Many of the theatergoers who rose to their feet at the end of the matinee I saw were both smiling and crying. You suspected that this gratifying emotional response was in part based in the affirmation of their inner Atticuses.

I should say that, as a boy who grew up in a North Carolina college community where “Mockingbird” was a sort of bible, I felt a tender nostalgia for innocence lost as I watched Mr. Sorkin’s play. And I shall always love the utopia of classic feel-good musicals, in which it is possible to pretend that a talent for song and dance can always overcome that which divides us.

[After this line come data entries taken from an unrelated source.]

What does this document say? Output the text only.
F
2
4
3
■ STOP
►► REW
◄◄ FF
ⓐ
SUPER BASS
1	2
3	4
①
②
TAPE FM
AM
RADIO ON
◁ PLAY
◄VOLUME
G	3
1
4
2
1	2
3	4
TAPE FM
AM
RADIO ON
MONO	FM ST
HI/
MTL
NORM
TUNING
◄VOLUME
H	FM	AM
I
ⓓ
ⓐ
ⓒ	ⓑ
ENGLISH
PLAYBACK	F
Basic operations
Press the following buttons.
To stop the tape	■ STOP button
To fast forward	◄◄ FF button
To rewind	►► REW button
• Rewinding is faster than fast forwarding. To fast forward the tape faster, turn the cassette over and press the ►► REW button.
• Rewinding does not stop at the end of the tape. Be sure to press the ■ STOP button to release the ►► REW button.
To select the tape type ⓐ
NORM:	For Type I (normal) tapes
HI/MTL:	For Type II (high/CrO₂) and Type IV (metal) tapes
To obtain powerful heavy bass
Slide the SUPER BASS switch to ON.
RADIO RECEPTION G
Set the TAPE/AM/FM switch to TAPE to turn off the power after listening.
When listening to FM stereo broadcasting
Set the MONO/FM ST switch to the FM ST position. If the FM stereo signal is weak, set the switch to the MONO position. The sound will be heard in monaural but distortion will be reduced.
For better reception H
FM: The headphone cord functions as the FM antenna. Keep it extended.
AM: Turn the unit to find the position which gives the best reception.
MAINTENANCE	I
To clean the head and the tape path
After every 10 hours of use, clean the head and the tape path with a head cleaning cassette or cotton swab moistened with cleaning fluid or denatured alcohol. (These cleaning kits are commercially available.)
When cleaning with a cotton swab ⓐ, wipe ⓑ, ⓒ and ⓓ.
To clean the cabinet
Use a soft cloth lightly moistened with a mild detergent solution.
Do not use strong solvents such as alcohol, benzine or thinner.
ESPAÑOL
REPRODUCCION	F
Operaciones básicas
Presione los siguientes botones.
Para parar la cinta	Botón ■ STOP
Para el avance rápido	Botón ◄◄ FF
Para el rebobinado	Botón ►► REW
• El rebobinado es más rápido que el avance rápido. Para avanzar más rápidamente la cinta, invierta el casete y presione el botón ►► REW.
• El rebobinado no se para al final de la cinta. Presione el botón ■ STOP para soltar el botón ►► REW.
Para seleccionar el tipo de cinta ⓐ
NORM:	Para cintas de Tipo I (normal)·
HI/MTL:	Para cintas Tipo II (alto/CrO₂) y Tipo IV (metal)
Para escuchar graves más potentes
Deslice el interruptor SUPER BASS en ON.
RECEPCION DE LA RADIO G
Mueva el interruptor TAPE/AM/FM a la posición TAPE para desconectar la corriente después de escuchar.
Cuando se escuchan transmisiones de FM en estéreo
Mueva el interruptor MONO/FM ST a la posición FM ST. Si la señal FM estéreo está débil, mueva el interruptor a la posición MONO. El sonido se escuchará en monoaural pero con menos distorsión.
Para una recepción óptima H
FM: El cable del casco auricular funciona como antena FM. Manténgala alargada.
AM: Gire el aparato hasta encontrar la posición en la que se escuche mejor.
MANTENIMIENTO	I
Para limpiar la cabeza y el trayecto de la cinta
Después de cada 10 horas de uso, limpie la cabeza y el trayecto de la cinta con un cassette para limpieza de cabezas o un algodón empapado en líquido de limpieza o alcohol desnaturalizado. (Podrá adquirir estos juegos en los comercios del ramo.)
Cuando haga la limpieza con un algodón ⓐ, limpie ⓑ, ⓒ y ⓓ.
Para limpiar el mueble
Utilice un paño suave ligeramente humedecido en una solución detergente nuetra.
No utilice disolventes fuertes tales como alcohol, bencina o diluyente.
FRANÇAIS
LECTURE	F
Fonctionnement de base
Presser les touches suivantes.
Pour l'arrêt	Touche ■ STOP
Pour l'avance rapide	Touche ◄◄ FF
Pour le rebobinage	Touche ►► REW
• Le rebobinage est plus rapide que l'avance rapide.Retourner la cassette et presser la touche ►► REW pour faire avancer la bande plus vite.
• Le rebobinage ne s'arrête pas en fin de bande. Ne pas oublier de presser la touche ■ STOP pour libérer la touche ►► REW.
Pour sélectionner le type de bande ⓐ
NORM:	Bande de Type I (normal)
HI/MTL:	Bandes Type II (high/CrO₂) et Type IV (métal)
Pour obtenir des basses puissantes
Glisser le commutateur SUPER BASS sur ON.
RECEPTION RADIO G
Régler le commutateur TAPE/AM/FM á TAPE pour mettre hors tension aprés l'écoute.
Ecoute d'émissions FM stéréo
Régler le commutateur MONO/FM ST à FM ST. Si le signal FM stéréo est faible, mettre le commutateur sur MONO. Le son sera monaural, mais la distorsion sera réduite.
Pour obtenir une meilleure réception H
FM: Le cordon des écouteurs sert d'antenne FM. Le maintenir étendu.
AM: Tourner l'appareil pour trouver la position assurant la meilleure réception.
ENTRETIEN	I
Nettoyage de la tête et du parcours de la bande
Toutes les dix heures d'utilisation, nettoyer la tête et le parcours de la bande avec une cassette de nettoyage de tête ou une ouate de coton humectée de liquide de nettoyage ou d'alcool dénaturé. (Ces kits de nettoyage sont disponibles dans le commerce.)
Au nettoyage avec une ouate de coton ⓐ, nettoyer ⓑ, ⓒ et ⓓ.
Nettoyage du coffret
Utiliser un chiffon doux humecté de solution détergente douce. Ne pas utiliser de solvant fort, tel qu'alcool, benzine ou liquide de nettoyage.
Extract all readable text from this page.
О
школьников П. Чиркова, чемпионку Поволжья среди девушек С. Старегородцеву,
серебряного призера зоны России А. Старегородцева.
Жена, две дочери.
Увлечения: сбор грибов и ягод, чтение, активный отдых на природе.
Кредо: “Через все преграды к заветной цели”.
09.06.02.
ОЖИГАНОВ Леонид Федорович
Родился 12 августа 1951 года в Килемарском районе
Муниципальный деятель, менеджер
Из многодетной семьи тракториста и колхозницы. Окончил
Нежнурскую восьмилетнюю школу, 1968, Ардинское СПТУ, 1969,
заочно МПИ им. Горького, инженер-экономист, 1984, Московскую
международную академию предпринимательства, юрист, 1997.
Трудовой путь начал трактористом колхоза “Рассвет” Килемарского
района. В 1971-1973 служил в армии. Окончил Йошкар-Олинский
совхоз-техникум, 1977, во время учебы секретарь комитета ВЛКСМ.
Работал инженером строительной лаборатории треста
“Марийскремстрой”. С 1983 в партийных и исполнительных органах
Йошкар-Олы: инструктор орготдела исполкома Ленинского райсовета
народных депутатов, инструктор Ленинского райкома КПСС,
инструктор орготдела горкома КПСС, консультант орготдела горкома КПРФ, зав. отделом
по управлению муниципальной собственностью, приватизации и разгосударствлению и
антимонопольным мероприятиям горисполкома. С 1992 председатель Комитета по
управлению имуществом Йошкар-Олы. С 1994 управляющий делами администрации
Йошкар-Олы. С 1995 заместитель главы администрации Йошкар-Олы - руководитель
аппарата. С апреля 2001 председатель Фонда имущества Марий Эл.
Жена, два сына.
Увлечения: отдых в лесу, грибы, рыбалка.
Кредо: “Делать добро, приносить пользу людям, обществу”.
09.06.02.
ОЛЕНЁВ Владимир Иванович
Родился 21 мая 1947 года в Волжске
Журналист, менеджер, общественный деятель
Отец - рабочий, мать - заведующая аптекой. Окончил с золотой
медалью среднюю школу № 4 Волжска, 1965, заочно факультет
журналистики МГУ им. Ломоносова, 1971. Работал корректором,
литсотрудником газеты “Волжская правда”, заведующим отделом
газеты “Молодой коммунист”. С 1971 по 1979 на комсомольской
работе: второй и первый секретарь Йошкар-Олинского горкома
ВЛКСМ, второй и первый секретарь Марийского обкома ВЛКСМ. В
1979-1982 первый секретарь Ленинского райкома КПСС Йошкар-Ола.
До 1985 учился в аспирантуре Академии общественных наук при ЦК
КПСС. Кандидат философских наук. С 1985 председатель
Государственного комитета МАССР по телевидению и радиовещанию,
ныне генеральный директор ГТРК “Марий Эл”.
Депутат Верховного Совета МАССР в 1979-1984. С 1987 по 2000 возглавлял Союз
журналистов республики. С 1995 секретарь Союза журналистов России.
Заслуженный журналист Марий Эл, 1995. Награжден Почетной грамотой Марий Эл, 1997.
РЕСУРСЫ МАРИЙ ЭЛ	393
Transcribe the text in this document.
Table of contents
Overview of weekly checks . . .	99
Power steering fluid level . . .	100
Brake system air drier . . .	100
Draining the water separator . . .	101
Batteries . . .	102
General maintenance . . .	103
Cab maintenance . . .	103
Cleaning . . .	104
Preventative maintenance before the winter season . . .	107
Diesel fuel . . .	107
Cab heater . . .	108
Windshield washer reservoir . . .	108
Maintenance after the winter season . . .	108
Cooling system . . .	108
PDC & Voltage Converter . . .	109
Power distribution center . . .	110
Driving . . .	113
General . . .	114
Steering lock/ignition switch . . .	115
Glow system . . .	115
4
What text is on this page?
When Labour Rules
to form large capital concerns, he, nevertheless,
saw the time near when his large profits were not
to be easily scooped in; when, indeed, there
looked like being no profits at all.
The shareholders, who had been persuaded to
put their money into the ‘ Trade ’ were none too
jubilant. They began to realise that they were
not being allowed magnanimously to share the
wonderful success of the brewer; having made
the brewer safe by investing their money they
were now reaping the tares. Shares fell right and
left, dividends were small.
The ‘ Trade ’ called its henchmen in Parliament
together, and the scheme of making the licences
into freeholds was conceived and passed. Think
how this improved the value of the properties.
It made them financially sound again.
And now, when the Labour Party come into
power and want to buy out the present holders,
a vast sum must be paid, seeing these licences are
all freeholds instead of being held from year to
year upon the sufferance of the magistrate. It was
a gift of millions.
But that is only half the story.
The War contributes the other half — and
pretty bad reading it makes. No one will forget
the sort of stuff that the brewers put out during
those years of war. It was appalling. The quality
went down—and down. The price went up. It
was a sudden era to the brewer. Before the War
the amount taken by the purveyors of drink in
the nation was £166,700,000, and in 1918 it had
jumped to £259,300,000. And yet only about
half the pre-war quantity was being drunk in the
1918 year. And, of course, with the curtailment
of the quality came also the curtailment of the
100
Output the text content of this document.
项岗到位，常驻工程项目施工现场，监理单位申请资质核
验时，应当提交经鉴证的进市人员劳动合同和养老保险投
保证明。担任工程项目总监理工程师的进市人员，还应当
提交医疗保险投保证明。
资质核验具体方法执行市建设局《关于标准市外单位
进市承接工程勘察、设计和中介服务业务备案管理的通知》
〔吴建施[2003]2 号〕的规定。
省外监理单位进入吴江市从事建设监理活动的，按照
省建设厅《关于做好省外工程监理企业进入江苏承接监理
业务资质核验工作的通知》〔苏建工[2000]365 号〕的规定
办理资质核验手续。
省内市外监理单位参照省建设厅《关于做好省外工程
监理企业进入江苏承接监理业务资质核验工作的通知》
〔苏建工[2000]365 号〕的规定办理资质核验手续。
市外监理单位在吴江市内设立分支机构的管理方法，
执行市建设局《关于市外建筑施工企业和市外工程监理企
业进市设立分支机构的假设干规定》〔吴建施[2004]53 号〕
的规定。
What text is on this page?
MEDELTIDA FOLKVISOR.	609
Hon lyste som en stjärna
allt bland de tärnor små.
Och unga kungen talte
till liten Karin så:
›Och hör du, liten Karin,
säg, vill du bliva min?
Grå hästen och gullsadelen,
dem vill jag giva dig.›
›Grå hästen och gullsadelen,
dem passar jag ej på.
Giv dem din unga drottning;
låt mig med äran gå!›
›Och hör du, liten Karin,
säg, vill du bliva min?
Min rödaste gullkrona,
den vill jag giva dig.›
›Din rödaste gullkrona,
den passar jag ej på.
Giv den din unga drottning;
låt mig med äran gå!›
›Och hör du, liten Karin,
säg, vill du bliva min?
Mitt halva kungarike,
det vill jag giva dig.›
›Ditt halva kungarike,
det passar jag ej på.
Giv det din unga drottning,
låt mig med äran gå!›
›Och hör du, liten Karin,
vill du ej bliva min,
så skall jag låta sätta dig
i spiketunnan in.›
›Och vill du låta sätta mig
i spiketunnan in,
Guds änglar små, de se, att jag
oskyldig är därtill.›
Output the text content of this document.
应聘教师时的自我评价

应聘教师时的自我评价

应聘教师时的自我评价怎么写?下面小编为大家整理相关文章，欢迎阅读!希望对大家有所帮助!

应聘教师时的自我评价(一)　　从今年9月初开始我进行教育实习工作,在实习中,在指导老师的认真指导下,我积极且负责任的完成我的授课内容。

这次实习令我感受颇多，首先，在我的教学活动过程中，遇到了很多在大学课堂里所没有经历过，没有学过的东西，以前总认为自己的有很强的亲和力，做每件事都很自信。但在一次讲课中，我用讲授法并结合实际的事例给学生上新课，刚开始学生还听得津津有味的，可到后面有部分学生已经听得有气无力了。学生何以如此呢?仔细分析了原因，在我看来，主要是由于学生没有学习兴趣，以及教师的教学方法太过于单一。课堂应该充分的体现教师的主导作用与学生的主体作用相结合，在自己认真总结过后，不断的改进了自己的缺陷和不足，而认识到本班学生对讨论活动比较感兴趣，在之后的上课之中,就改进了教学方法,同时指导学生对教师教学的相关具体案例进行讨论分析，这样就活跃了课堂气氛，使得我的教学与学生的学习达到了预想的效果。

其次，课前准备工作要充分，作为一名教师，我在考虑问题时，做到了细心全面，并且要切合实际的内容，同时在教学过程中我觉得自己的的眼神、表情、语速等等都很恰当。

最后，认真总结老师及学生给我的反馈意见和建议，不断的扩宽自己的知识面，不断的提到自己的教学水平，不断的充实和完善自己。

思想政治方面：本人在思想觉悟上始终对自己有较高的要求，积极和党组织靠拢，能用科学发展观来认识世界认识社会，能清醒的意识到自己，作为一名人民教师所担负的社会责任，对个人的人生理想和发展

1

But I would feel undernourished, intellectually and morally, if I weren’t also able to be challenged — and possibly shamed — by a work like “Slave Play,” or like Suzan-Lori Parks’s “White Noise,” currently Off Broadway at the Public Theater.

The script for “White Noise,” a portrait of two interracial couples who have reached a dangerous crossroads, includes a prefatory quote from James Baldwin, who wrote: “Not everything that is faced can be changed, but nothing can be changed until it is faced.”

At a time when a brave new school of dramatists is living up to this dictum, with a depth and breadth that the American stage hasn’t seen in years, audiences who stick exclusively to Broadway are denying themselves the chance to explore Baldwin’s demand to see clearly — along with the most powerful and relevant theater being written today.